Чижов всплеснул руками:
— Ну знаешь! Видал я дела, но такого!
Он связался по селектору с прокурором:
— Вернулся из командировки Плетнев, привез…
— Янтарную комнату? — весело спросил прокурор.
— Не скажу, что комнату, но кладовую — это точно.
— Сейчас зайду, — прозвучало в динамике.
Прокурор пришел сразу. Он приблизился к чемодану и, завороженный мягким блеском янтарной россыпи, опустил в нее ладонь. Я наблюдал за ним, и мне казалось, что я тоже чувствую теплое и ласковое прикосновение этих маленьких солнц. Затем я доложил о результатах своей поездки.
— Все хорошо, — сказал прокурор, — но один момент в этом деле все же беспокоит меня.
— Ухов? — спросил я, читая его мысли.
— Да, Ухов. Как вы собираетесь поступить с ним?
— Предъявлю ему другое обвинение и освобожу до суда из-под стражи.
— Но он уволился и постоянного места жительства не имеет.
— Я думаю, что руководство леспромхоза возьмет на себя обязательство обеспечить его работой и жильем. Оно неплохо отзывалось о нем. Ухов со своей стороны даст нам подписку о невыезде.
— Если это возможно, давайте так и поступим, — заключил прокурор и, довольный, вышел из кабинета.
Я закрыл чемодан и спросил у Чижова:
— Куда девать все это?
— Сдай на хранение в ювелирторг.
— И последнее, — сказал я, доставая бухарский гребень. — Вот вам на память об этом деле маленький сувенир.
— О! Спасибо! — погладил лысину Чижов. — Теперь будет чем причесаться!

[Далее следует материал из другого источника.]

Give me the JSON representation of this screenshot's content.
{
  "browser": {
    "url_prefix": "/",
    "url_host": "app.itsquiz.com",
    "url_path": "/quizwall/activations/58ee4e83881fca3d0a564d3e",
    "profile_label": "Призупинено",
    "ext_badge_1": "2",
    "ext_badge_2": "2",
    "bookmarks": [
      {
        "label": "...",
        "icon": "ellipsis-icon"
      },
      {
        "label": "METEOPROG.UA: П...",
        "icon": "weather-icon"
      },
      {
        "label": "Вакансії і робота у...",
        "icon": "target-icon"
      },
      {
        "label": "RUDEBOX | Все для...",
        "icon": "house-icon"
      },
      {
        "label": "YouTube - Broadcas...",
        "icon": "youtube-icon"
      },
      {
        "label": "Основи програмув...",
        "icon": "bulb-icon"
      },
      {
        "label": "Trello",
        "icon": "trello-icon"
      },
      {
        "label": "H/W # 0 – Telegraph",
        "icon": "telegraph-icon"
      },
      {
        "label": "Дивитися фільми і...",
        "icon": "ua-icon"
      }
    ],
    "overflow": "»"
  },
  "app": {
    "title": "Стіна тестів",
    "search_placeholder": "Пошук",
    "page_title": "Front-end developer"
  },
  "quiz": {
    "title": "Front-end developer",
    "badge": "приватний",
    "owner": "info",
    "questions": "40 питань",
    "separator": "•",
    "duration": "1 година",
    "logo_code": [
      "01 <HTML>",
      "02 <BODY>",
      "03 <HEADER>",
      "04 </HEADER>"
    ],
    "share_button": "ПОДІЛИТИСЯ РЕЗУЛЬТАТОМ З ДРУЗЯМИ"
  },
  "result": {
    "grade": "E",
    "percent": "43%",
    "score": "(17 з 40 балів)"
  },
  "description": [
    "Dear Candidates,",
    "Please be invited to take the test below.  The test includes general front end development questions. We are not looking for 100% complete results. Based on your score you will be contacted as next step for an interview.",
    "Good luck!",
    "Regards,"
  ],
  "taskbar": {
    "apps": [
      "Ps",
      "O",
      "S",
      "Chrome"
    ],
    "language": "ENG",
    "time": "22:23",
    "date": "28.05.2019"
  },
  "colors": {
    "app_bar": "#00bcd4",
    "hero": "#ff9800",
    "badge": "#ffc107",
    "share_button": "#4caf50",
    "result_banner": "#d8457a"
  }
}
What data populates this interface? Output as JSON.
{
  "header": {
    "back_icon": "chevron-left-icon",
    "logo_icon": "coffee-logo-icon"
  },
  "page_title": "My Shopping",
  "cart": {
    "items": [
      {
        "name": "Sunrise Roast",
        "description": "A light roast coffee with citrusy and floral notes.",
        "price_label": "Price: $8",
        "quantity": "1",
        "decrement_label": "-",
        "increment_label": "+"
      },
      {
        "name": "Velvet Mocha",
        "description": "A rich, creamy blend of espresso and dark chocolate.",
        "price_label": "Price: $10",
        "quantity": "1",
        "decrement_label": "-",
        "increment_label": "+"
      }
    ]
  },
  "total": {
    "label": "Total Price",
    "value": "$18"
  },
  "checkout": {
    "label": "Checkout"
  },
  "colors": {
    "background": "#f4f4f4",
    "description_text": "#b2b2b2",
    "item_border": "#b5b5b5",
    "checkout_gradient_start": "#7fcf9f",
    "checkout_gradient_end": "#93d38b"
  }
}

Воздав должное незлобивому характеру начальника, я отправился в свой кабинет и позвонил Лифшицу.
Марк Исаакович приехал сразу. Взглянув на него, я про себя отметил, что после первой нашей встречи он еще более поседел и осунулся. Улыбка, казалось, навсегда исчезла с его лица. Присев на стул, Лифшиц вздохнул:
— Наконец-то вызвали. Устал, не могу больше. Нет ничего хуже неизвестности. Делайте со мной, что хотите, я готов ко всему…
— Вот как? К чему же это вы себя подготовили?
— Не к санаторию, конечно… Если бы воров можно было найти, их давно бы нашли.
— Они найдены, только далековато отсюда, — сказал я и приоткрыл чемодан. — Ваши бусы?
Марк Исаакович посмотрел на них, и лицо его стало каменным. Он долго сидел, не двигаясь, потом достал таблетку валидола, сунул ее под язык и снова застыл. Скупые слезы покатились по его щекам. Он не вытирал их…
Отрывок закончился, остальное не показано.